Il n’est cependant pas interdit
d’aller au-delà des apparences parodiques d’un film assez enlevé et de voir
derrière une intrigue agréable mais sans réelle surprise une amusante critique d’un monde de multinationales sans
scrupules qui sacrifient bien-être et qualité au nom du profit à tout prix.

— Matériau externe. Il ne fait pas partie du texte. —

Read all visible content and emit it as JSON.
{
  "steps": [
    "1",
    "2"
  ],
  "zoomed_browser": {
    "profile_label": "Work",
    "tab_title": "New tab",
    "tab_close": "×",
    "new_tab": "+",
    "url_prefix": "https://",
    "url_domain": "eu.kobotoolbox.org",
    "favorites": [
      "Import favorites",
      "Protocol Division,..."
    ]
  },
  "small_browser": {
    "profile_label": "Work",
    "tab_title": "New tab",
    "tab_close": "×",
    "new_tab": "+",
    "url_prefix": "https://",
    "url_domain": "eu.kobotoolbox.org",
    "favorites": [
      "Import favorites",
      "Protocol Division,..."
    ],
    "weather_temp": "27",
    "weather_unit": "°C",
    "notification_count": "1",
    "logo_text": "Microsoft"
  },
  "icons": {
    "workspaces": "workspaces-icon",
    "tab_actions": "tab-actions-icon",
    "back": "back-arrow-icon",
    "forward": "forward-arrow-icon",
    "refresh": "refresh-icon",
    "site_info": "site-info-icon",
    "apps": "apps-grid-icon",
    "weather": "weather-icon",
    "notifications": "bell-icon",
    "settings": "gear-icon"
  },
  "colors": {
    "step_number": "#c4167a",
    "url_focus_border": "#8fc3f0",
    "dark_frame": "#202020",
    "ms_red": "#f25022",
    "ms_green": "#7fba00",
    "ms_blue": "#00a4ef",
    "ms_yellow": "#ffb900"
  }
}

Bref, quelque chose comme une défense et illustration de la voie artisanale
d’un commerce éthique et peut-être même équitable. Ce qui, compte tenu de la
nature du produit cultivé et commercialisé, ne manque pas de sel -- et d’une
ironie tout à fait réjouissante.
Ironie que l’on retrouve dans
l’accumulation de références qui confirme la nature très second degré de toute l’entreprise. Ainsi les ombres de Peckinpah,
Leone et du Soderbergh de Traffic
planent-elles indiscutablement sur un film qui se place dès son ouverture ou
presque sous le signe de Butch Cassidy et le Kid (Butch Cassidy and the Sundance Kid, Georges
Roy Hill, 1969) avant de laisser apparaître, avec sa sanglante fausse fin, ce
qui pourrait être sa véritable source d’inspiration --
l’excellent et sous-estimé The Way
of the Gun de Christopher McQuarrie, 2000. On y voyait deux demi-sel se
faisant appeler Parker et Longbaugh[1]
se lancer dans un coup risqué les opposant à un redoutable mafieux
italo-américain, et Stone reprend ici le dernier plan du film où McQuarrie
cadre en plongée, couchés dans la poussière, ses deux lascars moribonds --
Ryan Phillippe et, déjà, Benicio Del Toro, également à l’affiche de Traffic. Mais on se plaindra d’autant
moins d’une telle démarche référentielle qu’elle donne tout son sens à un film
qui trouve finalement là sa véritable originalité.